Cuando entró en casa, la luz en la habitación de su hermana estaba encendida. Llamó, le regaló los peces dormidos, y Carla se enfadó muchísimo. Llorando, sentada sobre la cama, exclamó: “Nico, o no me conoces o eres burro, lo último que quiero ahora es otro animal que se muera. No quiero que me regaléis más mascotas para que las quiera y entonces se mueran. Y uno, que no sustituyen la pena que me da que Ibiza esté muerta, y dos, me haces una putada porque los acabaré queriendo”. Nico, que estaba de pie sobre la alfombra, le dijo: “Eres gilipollas”, y antes de desnudarse dejó los peces dentro de la bolsa en el fregadero.

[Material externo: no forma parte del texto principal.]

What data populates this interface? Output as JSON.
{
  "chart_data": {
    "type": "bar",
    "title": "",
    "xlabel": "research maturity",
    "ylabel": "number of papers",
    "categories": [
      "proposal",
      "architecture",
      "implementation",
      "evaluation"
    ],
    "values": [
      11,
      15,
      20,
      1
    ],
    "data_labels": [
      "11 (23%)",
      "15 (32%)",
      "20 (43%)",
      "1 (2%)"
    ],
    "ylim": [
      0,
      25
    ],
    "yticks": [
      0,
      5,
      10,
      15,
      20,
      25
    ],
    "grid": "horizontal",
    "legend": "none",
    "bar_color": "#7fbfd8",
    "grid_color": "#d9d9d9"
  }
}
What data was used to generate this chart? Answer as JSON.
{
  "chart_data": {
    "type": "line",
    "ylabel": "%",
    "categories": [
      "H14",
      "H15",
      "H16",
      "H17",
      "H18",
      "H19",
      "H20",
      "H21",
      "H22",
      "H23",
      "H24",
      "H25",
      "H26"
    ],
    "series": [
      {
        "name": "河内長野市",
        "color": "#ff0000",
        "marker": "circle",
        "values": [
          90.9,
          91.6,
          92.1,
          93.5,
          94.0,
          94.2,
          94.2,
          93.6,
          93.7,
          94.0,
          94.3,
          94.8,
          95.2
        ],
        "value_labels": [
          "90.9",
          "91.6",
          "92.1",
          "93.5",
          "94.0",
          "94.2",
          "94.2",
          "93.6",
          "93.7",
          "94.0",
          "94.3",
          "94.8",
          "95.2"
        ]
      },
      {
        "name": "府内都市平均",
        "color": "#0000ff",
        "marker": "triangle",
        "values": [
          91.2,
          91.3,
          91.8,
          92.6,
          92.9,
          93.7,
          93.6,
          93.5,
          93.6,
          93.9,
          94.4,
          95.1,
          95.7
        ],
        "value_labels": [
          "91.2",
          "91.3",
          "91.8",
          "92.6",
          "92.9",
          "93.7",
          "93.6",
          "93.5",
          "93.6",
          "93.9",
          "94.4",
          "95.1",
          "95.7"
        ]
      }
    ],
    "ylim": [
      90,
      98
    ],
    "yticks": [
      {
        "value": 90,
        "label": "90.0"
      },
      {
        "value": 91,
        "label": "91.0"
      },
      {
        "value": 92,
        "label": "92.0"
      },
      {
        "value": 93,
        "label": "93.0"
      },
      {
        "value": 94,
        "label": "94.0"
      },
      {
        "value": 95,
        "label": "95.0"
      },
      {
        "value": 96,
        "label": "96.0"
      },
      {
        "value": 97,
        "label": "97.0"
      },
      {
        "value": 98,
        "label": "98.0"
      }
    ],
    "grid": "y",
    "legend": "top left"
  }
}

Al día siguiente, Carla le pidió perdón. Y dijo gracias, y su madre compró una pecera, y la pusieron en el mueble del tocadiscos. Su padre compró algunos detalles. Un cofre del tesoro, piedrecillas de colores y algas de plástico. Y no sé si hacerlo, pero os explicaré que, al cabo de tres semanas, a Humbert le salió un chichón en el lado que parecía un tumor y murió, y unos días después, de añoranza, también murió Debbie, y su madre los echó por el váter como había hecho Cecília, y Carla dijo: “Lo ves, ya lo sabía”.